Similar to vegans, they often love to tell you how yoga is the key to keeping in shape or how meditation is good for the mind, but a new study has found these new age practices are more likely to boost your ego than provide fuel for the soul.
In the first part of a two-phase study conducted by researchers in Germany and England, 93 yoga students responded to a questionnaire over a period of 15 weeks, assessing their self-enhancement, narcissistic tendencies and self-esteem after practising yoga.
Researchers found, unsurprisingly, that participants showed a higher sense of self-worth and self-enhancement an hour after practice. When answering the questions the students were more likely to say statements such as, “I am the most helpful person I know” and “I have a very positive influence on others,” when describing themselves.
The second phase of the researcher involved asking 162 meditation students to answer a similar questionnaire over a period of four weeks after they had meditated. Similar results were found, with students showing a higher feeling of self-enhancement an hour after meditating.
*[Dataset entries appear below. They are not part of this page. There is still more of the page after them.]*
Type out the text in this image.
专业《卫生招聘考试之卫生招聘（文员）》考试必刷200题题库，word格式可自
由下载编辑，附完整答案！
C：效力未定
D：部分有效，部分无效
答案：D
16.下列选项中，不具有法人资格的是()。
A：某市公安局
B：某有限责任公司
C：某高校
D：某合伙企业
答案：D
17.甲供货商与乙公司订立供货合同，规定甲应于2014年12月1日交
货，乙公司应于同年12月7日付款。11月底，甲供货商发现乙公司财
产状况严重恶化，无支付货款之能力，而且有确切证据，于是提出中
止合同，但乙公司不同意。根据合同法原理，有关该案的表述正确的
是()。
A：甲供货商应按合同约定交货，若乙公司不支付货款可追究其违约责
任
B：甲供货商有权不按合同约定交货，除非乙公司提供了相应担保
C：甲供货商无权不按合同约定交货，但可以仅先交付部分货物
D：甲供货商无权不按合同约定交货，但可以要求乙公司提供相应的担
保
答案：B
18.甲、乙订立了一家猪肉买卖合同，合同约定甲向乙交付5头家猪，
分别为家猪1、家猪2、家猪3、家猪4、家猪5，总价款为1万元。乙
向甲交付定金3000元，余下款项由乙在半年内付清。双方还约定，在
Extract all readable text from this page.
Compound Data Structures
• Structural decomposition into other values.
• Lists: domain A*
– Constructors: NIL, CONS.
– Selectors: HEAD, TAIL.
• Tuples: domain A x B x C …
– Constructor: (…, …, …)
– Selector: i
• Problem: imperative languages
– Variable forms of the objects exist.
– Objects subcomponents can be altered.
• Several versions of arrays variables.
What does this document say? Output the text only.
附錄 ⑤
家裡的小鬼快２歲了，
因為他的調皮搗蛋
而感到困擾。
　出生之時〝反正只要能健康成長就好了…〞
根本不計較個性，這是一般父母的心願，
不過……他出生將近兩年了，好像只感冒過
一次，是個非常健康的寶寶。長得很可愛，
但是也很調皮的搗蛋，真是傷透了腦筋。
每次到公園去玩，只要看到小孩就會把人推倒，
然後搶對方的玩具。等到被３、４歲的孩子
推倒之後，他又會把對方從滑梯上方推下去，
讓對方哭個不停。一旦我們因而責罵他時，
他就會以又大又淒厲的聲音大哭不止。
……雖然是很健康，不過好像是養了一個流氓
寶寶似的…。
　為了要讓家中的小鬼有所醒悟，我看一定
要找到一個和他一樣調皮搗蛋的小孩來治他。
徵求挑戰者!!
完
The biggest takeaway from this study is how the true meaning of yoga and meditation has changed over the years. Both yoga and meditation are ancient art forms focused on calming the soul, with yoga particularly used to pacify the ego and help individuals feel at one with themselves. These latest findings reveal Western-style yoga is no longer true to its South Asian heritage, with the real meaning behind the practice having been lost over the years.
It’s not all bad, though, as self-enhancement goes hand-in-hand with people having high self-esteem and feeling good about themselves. Although this is only a short-term feeling, it does make people feel happier than the average Joe Blow. The downside is they are likely to be overconfident, braggadocios or condescending, exhibiting social behaviours that aren’t popular amongst their friends and family.
So if you’ve got an annoying friend who enjoys wearing activewear, performing the downward dog in public and telling you all about the joys of meditation, just remember there’s a scientific reason behind their feelings of self-righteousness.